Jack Vance – Onder de Wankh (MSF 25)

Onder de Wankh is het vervolg op Een stad vol Chasch, de lotgevallen van Adam Reith op de waanzinnige planeet Tschai. Na een korte samenvatting van het voorafgaande volgen we onze held en zijn gezelschap die per kogge richting Cath varen om de ontzette maagd Bloem van Jade af te leveren. Zij pleegt echter onderweg zelfmoord en het bezoek aan de Yago van Cath valt daarmee ernstig tegen. Reith reist door naar het gebied van de Wankh, deze keer vergezeld door een stel avontuurlijk ingestelde Lokhaar-technici om daar een ruimteschip te stelen. De poging mislukt en Reith en kompanen lijken ten dode opgeschreven. Op het laatste nippertje weet Reith het de Wankh duidelijk te maken dat hun menselijke onderhorigen, de wankhmannen, die zij als tussenpersonen gebruiken, in feite een ongekende macht uitoefenen over de Wankh. Aldus ontkentent Reith alweer een revolutie: deze keer bevrijdt hij niet een groep mensen van een vreemde overheerser, maar een groep vreemden van een menselijke overheersing. Aan het eind van dit deel is de groep terug bij af. Geen geld, geen plannen, alleen een allesoverheersende drang om een ruimteschip te bemachtigen en terug te keren naar de Aarde, de ware mensenplaneet.

Jack Vance
Het is weer een simpel en amusant stukje space-opera geworden, zonder al te veel psychologische verdieping of uitgebreide sociologische analyses, ook al is het hoofdbestanddeel van ook dit deel niets anders dan de verschillen in sociale orde binnen sterk van elkaar verschillende culturen.

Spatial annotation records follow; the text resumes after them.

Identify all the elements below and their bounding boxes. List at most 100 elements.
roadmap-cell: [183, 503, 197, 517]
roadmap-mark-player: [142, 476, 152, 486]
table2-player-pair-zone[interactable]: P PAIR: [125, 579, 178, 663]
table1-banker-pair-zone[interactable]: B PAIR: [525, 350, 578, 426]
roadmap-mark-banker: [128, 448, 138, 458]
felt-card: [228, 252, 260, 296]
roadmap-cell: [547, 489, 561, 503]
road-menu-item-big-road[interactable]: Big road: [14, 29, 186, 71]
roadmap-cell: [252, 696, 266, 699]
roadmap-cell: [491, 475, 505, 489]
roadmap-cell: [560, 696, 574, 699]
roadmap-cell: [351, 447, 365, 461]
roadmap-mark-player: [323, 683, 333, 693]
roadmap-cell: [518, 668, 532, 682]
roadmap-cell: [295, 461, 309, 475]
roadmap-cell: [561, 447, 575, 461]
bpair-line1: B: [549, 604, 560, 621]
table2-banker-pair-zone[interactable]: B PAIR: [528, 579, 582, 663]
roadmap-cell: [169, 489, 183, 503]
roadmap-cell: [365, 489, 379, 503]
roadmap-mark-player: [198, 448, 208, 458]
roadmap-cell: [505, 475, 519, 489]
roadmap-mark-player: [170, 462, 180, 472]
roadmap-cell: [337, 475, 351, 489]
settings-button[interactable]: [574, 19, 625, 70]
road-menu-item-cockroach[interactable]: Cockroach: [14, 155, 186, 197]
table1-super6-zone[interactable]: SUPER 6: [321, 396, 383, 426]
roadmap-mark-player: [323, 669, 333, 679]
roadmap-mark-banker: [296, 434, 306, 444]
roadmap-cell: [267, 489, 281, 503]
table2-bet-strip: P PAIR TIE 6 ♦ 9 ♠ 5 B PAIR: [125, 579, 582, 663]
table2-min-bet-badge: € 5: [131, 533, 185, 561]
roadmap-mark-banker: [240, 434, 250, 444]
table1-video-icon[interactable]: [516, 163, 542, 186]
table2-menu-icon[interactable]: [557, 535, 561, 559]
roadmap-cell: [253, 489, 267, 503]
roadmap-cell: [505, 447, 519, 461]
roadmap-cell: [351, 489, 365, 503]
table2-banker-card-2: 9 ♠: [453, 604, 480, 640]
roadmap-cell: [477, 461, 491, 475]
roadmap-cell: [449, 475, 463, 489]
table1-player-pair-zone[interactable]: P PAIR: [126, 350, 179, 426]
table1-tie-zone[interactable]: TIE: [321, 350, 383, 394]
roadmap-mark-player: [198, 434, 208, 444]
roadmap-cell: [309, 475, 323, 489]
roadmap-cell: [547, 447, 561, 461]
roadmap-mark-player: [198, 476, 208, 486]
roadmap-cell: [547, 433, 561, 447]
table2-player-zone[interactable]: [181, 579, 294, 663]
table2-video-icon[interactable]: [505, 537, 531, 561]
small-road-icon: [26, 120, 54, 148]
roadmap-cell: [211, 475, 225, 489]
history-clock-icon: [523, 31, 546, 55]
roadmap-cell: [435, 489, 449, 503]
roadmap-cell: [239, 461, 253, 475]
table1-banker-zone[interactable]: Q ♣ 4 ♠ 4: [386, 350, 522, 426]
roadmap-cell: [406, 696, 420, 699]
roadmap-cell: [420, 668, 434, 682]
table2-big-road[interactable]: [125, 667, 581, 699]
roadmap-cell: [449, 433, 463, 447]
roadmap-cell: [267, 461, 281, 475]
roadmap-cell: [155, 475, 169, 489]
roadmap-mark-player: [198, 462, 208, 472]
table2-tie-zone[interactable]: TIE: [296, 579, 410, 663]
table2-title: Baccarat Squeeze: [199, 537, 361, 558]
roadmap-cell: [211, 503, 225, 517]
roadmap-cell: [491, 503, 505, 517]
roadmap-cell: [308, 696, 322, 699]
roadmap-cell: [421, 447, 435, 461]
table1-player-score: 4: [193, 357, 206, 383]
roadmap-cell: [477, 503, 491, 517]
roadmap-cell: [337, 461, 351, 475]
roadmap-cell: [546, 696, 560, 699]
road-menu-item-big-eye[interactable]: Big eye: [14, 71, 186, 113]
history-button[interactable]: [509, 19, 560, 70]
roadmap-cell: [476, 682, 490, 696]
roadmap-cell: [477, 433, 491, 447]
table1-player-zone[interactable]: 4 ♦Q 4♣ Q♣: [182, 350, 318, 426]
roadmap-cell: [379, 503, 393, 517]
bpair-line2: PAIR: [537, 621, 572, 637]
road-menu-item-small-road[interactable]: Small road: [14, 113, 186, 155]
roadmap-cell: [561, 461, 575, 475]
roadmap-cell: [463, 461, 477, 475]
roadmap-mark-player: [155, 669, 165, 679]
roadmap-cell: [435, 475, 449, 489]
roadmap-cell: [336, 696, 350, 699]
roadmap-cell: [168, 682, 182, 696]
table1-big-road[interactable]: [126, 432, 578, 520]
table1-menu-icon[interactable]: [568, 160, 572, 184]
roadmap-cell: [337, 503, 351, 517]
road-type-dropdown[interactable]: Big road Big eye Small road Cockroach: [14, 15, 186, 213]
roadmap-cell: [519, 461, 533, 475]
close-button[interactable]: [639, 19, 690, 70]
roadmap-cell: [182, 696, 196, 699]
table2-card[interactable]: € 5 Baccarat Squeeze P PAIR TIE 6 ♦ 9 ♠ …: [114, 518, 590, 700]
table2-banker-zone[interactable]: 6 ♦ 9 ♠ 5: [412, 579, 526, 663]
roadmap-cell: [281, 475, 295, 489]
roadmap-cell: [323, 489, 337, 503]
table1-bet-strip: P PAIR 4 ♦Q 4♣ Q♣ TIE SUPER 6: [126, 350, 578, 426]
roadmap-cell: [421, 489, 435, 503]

Wat verder nog opvalt in deze vertaling door Mark Carpentier Alting – zozeer zelfs dat het irritant begint te worden - is het veelvuldig gebruik van het bijvoeglijk naamwoord “uiterst”. In dit niet overdreven dikke boek heb ik er minstens zeven gevallen van geteld. Het is een woordje dat een soort precieuze deftigheid uitstraalt, een stoffige schijnprecisie. Ook eerdere deeltjes uit de reeks zijn aan het misbruik ervan ten prooi gevallen. Vonden de hippie-vertalers uit het begin van de zeventiger jaren dit een mooi woord? Ook “hoogst”, met een vergelijkbare ambtelijke vormelijkheid, komt geregeld voor.

Enfin, niettemin leest het makkelijk weg (twee dagen forensen is voldoende) en we kijken alweer uit naar de voortzetting van Adam Reiths avonturen.



woensdag 12 juli 2017

J. G. Ballard - De kristallen aarde (MSF 24)

Dat is wel heel opmerkelijk: twee opeenvolgende deeltjes uit de M=SF reeks zijn allebei geschreven door Britse auteurs en spelen allebei in Afrika. Het zijn ook allebei dystopieën: ongemakkelijke of ronduit angstaanjagende toekomstvisies. Toch zijn er grote verschillen te ontdekken tussen Aardewerk van Brian Aldiss en De kristallen aarde van J.G. Ballard. Aldiss is au fond een optimist, Ballard een pessimist.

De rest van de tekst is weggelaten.